My wife and I recently spent a chilly yet sunny afternoon wandering the muddy trails of London’s Wetlands Center, watching ducks, geese, and cranes while camera-wielding bird enthusiasts snapped away. We watched the otters, but the eels weren’t the only ones in hiding that day. Some things—like old tastes and aversions—lurk beneath the surface, waiting for the right moment to emerge.
Not everyone would call this an ideal way to spend a Sunday. My friend Allan, for example, would rather eat a bird than watch one, and his only interest in birds could be reduced to how they are prepared—roasted, grilled, fried. Before you cry foul at his attitude, you should know that he would also be the first to embrace the spirit of such an outing with his oft-spoken motto: vive la différence.
Allan is a foodie and pursues his own life well lived through the discovery of new foods, experimenting with his own preparations along with the enjoyment of old favorites, like the fantastic paella at BOCA Mediterranean Restaurant in Hickory, NC.
Unlike Allan, I don’t chase new flavors, but lately, I’ve been reconsidering old aversions. In my eagerness to get on to the next “thing,” my interest in food typically rises no higher than quelling hunger. Sure, I want my meals to taste good, but I’ve historically gravitated toward whatever is easy to prepare—or prepared by someone else—while avoiding the three Cs: coffee, curry, and especially coconut.

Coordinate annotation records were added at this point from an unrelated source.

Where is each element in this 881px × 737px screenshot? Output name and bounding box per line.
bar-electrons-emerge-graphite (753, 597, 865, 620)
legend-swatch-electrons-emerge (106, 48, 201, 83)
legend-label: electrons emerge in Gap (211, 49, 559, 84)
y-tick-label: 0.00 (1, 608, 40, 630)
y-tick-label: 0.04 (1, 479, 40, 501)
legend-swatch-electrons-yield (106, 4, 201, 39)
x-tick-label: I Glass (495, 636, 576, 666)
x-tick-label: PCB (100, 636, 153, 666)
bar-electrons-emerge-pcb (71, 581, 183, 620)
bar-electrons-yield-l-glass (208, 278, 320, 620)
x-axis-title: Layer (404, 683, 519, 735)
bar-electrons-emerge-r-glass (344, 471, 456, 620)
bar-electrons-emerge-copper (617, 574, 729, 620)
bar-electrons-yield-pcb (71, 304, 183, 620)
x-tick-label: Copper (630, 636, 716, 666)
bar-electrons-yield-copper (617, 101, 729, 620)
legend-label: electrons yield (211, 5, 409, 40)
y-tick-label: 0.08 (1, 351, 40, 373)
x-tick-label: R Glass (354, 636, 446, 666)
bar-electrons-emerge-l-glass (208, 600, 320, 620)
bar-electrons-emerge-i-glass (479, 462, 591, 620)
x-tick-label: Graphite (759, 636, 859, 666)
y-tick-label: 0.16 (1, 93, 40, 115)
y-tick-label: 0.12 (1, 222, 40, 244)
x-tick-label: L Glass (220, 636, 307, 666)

In the spirit of one life well lived and to appreciate foods others enjoy, I have a habit of sampling dishes I haven’t cared for in the past. And since a two-month bout with COVID in early 2020 left my tastes slightly altered, this can be rewarding.
Covid or not, coconut remains my ultimate culinary nemesis. The Chef’s Resource (dot) com website describes coconut as having “a creamy texture that melts in your mouth, leaving a lingering, pleasant aftertaste.”
“A creamy texture that melts in your mouth:” are we tasting the same thing? Lingering to be sure. A pleasant aftertaste? Not so much. (Idiom complements of Paul Reiser.)
Coffee, however, turned out to be a different story. My wife loves coffee, especially first thing in the morning—the ritual of making it, the smell, lingering in her pajamas to settle into a comfy chair with her feet curled under her, the warm mug caressed in two hands.
About eighteen months ago I agreed to drink a full cup of coffee with her. She waited with skeptical anticipation of my first sip.
“Not as revolting as I remember,” I said.
I’m now an occasional coffee drinker, but I still dislike the curries I’ve re-tasted, and still like coconut less than Allen likes watching birds.
We capped off our Sunday in the wetlands with an unexpected taste of the wetlands, a four-corse meal, which unbeknownst to me, included both eel and duck. Who would have thought my tendency to rush through a meal to get to the next “thing” could be slowed down enough to savor each course of a four-course meal over three hours?
The end of our meal featured a sampling of petits fours—three each. I saved the dark chocolate for last, placing the dice-sized cube on my tongue, savoring the sweet and bitter, slowly biting down in anticipation of a creamy, contrast of sweet mousse smothering my tastebuds only to be betrayed by the coconut lying in wait.
We weren’t dining in the wilds of the wetlands, so my initial reaction, spit out the only unpleasant surprise of our meal, was not an option. I froze. The mound of ‘sweet, nutty’ grittiness wedged between my teeth, my tongue retreating to the deepest recesses of my mouth like a frightened wetland duck cowering from a Richmond fox.
My water glass empty, I was left with only one real choice, coffee. If not for my willingness to taste coffee a year and a half ago, I might still be sitting in a Michelin-starred restaurant, teeth clenched, tongue curled with coconut drool running down my chin. I gulped the coffee, swallowing the grainy mash as though it were an oversized pill prescribed by a sadistic doctor.
There are times when exploration pays off, sometimes it blindsides you.
Allan would have raised a glass to the moment with his motto: vive la différence.
My wife? She just laughed.
That’s My Window on the World—sometimes sweet, sometimes bitter, and sometimes filled with the lurking menace of coconut.